Online and Health Risk Behaviors in High School Students:
An Examination of Bullying
Meghan N. Long and Elizabeth B. Dowdell
Background/Purpose: The purpose of this study was to examine the health and online risk behaviors of adolescents who bully, are victims of bullying, and those who report being both a bully and victim (bully-victim).
Methods: This descriptive correlational study used a secondary analysis design from a larger study of high school students. This sample consisted of 975 adolescents (48% female and 52% male); who reported one or more experiences of bullying in person.
Results: Findings revealed significant differences (p<0.0001) between type of bully as well as type of victim. Bullies were more likely to report having trouble in school, vandalize property, smoke cigarettes, and engage in illicit drug use. Those who reported being a bully-victim were more likely to drink alcohol while driving, post personal information online, view inappropriate material online, and sext. Victims reported participating in some health and online risk behaviors, but were less likely to engage in these behaviors compared to bullies and bully-victims.

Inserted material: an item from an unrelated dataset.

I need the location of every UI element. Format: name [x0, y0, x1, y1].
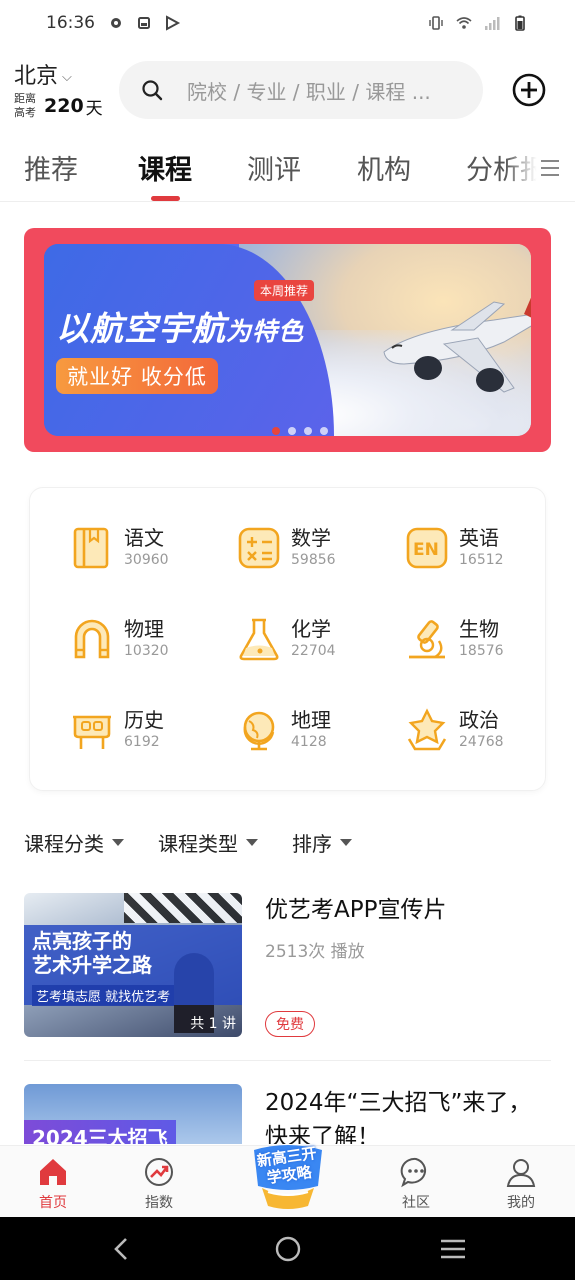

Conclusion and Implications: Although all groups reported participating in health and online risk behaviors, bullies had overwhelmingly higher health risk behaviors, while the bully-victim group reported higher online risk behaviors. Findings from this study suggest important areas of intervention with adolescents who bully, are victimized, and partake in health and online risk behaviors. Specifically, nurses as well as community leaders can develop interdisciplinary educational programs that focus on prevention, risk reduction, and safety, as well as implement an evidencebased practice model that incorporates a screening tool, brief interventions, and referrals for treatment for at-risk adolescents with correlational risk behaviors.